A vertente profissional de
Florindo Cardoso consta ainda na escolha que faz das suas experiências no
jornal, ora elegendo como muito marcante o acontecimento que foi a explosão num
prédio da zona de Montalvão em 2007 (assunto que dominou as notícias locais por
bom número de meses), ora seleccionando algumas das entrevistas que fez para a
rubrica das personalidades locais (dando visibilidade às conversas com Herman
José, Simone Fragoso, Rui David e Celina Piedade). Em boa verdade, quer a
reprodução das entrevistas, quer a lembrança da explosão deveriam constituir um
grupo separado da narrativa do fim do jornal, uma vez que, colocadas estas
referências no interior da história, há uma situação de estranheza
relativamente à lógica das escolhas e da ordenação do texto. Em defesa da
perspectiva autobiográfica, a experiência de escrita e de jornalista que Florindo
Cardoso pretendeu evidenciar deveria constituir uma segunda parte do livro,
independente daquilo que é o relato que justifica o título.
O
livro contém ainda, a abrir, três textos de outros tantos directores de órgãos
de comunicação social da região de Setúbal – Francisco Alves Rito (do Diário da Região), que questiona a
identidade da região de Setúbal enquanto não haja uma “libertação”

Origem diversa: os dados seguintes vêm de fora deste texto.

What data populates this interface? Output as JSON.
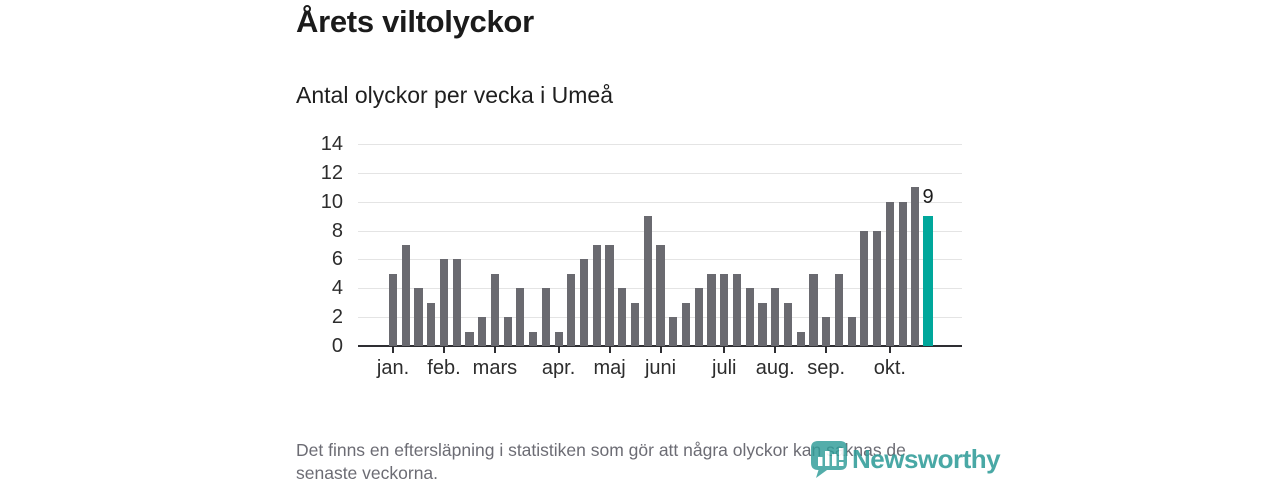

relativamente a Lisboa; Pedro Brinca (do Setúbal
na Rede), que enaltece o papel da imprensa regional; e Raul Tavares (do Sem Mais Jornal), que reflecte sobre a
necessidade de haver uma informação regional sustentável e sobre um futuro nada
auspicioso para este mesmo sector. É por estes textos que passa a reflexão
sobre o papel da imprensa regional hoje, importantes ainda para se perceber
razões de conjunto que podem ter contribuído para o desaparecimento do jornal O Setubalense, apenas um caso, mas que
pode ser paradigmático. O conjunto dos três testemunhos é importante, sobretudo
se relacionado com o final do livro – em jeito de conclusão, apaixonada e
emocionada, Florindo Cardoso confessa o desgosto pelo fim do jornal, não
contendo a marca do dissabor nem renunciando à tentação da denúncia: “Fomos
usados. Marionetas de um teatro controladas por alguém exterior que nos queria
mal ou não gostava de nós. Intencional ou não, eis a dúvida. Nunca entendi os
objectivos de certas pessoas em relação ao futuro da empresa.”
Os
últimos dias do jornal ‘O Setubalense’, de Florindo Cardoso, é um
contributo pessoal para a história. De cunho acentuadamente próprio, deixa a
marca da distância crítica para o leitor. Quando for feita a história da
imprensa regional em Setúbal, designadamente do título O Setubalense, este testemunho será importante, sem dúvida. Mas
terá de ser confrontado com outras leituras, com outras interpretações, com
outros testemunhos, não pelo que possa exigir o chamado “contraditório”, mas
porque o “puzzle” da actualidade exige a entrada de muitos intervenientes.